I think the American public after the experience of the Vietnam War and Watergate wised up a lot. But then we elected Reagan in 1980 and the right-wing media began to become established and media control became concentrated so then the manipulations have become even more endemic than before. Our mainstream media confuses and obfuscates much more than it illuminates, and we really have no clue as a people what is going on.
Today we don’t believe in spreading democracy abroad anymore. It’s just a political slogan to justify spending skads of my tax dollars on government contractors.
http://en.wikipedia.org/wiki/Top_100_US_Federal_Contractors
Our system of government is a plaything of the rich and powerful and well-connected. There is nothing I can do about it.
matt says
Let’s agree that Minxin Pei’s OpEd is useless. He just makes a series of short conclusions that are, at best, a pretty reductive explanation for a complex situation.
I’d also be more open to the counter article if it didn’t start off with a lengthy ad hominem (“right wing think tank”, etc), followed by a straw man (“predicting chaos”), followed by an irrelevant discussion (“communism was never in opposition to democracy”), followed by a same team fallacy (equating party membership in the US and China), followed by some good old-fashioned badgering (“well, that’s cute”), and then I stopped reading closely.
The odd thing is that, despite all the vitriol, the counter article basically agrees with the central thesis of the original article: the main motivation for the CCP is to stay in power. I doubt the CCP is special in that respect.
zack says
@perspectivehere
agree on all points but i disagree that the US is no longer missionising with the intent to spread democracy around the world and cast the world in their own image (let indigeneous cultural traits be damned).
it’s why after the 2003 invasion of iraq went tits up, the rationale for keeping troops in iraq became to ‘democratise the middle east’ and so heavy media attention was paid to what a horrible amoral bunch these iraqis were before the civilising force that was the US army came into town
Wayne says
@zack
Indeed, Minxin Pei is a rather repulsive figure, utterly a white man’s suck up.
As for the Cultural Revolution there was a lot of bad that happened but also some good.
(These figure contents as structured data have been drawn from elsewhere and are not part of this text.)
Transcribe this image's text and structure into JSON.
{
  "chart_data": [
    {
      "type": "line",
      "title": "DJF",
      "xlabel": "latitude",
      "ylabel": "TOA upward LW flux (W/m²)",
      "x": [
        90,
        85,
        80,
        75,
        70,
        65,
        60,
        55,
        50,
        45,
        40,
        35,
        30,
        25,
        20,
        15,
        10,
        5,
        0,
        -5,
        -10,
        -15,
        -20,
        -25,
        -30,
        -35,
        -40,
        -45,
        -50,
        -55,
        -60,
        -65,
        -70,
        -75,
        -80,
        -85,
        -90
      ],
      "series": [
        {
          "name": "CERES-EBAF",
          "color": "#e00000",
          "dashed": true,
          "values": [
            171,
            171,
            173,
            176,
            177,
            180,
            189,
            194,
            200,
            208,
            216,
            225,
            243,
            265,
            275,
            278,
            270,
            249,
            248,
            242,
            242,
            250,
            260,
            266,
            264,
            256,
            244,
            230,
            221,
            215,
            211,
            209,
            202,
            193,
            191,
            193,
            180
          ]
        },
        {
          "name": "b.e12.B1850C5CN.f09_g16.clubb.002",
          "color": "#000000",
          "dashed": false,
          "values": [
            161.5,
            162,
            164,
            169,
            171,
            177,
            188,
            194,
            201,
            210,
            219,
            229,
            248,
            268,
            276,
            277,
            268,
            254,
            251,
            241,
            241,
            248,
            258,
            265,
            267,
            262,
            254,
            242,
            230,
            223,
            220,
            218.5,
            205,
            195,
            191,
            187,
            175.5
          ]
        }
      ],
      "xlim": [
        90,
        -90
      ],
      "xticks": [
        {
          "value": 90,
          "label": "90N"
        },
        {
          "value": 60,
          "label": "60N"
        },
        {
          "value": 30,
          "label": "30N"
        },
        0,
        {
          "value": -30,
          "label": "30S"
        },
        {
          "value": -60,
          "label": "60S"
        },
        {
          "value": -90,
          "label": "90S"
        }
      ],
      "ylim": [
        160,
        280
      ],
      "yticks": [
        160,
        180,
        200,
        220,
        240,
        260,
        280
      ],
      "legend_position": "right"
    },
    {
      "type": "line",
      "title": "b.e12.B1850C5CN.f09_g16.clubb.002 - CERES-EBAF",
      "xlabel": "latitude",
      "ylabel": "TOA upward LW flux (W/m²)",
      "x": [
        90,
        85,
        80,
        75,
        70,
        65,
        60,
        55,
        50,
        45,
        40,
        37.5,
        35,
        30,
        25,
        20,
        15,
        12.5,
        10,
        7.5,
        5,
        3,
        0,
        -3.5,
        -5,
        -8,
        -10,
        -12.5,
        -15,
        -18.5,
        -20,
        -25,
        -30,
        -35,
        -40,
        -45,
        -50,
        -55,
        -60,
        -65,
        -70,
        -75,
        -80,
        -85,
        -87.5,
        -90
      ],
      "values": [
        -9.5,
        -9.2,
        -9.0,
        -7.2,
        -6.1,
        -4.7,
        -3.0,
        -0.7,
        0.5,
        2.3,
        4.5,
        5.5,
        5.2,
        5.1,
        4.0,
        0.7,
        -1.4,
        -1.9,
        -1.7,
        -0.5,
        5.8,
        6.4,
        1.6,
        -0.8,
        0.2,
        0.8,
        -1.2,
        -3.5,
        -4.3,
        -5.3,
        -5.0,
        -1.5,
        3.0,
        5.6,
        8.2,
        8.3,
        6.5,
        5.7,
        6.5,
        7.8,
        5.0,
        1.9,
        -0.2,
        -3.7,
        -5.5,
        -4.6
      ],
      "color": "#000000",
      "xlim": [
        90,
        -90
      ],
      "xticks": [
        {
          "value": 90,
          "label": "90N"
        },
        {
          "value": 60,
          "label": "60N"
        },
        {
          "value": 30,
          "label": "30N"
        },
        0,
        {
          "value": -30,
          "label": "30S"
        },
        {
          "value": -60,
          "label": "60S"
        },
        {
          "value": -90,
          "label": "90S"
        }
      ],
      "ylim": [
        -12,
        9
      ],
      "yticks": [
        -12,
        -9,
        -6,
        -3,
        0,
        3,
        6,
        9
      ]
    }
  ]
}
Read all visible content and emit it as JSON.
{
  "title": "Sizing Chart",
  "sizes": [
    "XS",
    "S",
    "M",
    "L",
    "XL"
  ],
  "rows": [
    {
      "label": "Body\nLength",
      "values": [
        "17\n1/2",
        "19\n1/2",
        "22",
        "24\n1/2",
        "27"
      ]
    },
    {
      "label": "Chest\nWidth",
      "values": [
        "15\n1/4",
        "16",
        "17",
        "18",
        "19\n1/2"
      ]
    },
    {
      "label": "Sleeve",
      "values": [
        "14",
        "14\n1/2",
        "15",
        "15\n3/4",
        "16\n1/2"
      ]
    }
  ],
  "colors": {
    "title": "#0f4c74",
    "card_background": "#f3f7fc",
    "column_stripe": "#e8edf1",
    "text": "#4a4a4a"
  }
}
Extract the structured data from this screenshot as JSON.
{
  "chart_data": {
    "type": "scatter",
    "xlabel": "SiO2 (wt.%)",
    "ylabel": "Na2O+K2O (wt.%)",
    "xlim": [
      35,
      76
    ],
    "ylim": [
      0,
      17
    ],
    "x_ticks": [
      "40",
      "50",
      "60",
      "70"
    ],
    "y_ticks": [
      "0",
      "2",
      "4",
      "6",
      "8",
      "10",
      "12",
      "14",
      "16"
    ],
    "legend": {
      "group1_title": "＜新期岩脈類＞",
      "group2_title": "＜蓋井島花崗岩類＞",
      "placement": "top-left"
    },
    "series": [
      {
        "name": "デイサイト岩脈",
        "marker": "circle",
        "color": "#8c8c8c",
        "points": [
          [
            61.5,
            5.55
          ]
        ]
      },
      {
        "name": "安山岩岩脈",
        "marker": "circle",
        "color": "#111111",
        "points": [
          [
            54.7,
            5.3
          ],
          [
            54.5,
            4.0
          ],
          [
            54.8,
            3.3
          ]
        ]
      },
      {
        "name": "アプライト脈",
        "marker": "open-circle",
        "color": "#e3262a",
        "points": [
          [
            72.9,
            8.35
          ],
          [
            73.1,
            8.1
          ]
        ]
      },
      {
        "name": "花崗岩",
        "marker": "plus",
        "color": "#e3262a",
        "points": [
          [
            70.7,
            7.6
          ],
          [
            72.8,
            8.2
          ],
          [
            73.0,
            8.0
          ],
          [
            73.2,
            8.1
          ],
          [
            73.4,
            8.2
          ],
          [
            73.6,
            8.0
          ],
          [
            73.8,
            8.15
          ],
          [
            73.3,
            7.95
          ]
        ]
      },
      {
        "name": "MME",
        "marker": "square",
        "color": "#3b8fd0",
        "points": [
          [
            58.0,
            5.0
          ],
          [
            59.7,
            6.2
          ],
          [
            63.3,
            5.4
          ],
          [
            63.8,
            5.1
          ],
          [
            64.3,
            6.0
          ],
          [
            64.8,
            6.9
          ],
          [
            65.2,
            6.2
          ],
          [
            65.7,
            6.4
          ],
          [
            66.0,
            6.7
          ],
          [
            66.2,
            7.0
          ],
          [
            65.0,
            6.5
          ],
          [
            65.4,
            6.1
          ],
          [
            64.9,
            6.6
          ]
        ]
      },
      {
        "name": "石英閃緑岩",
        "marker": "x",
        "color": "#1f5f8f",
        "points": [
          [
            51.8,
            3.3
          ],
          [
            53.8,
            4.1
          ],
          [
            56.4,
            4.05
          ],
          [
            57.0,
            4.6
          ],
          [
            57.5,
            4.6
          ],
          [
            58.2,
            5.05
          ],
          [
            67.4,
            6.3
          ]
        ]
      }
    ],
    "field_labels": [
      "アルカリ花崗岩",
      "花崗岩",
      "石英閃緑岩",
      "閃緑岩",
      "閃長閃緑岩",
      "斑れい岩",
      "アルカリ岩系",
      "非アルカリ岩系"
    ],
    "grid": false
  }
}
And I don’t subscribe to the fact that it was simply a device for Mao to establish absolute power.
One good thing that happened during the Cultural Revolution was an almost ten year increase in the life expectancy of the Chinese people:
http://tinyurl.com/6nau8ed
By the time of Mao’s death China’s life expectancy was already higher than what India’s is today, in spite of the fact that both countries started off at a similar level in the late 1940s.
In fact China’s life expectancy performance under Mao was likely better than any comparable developing country during his time in power.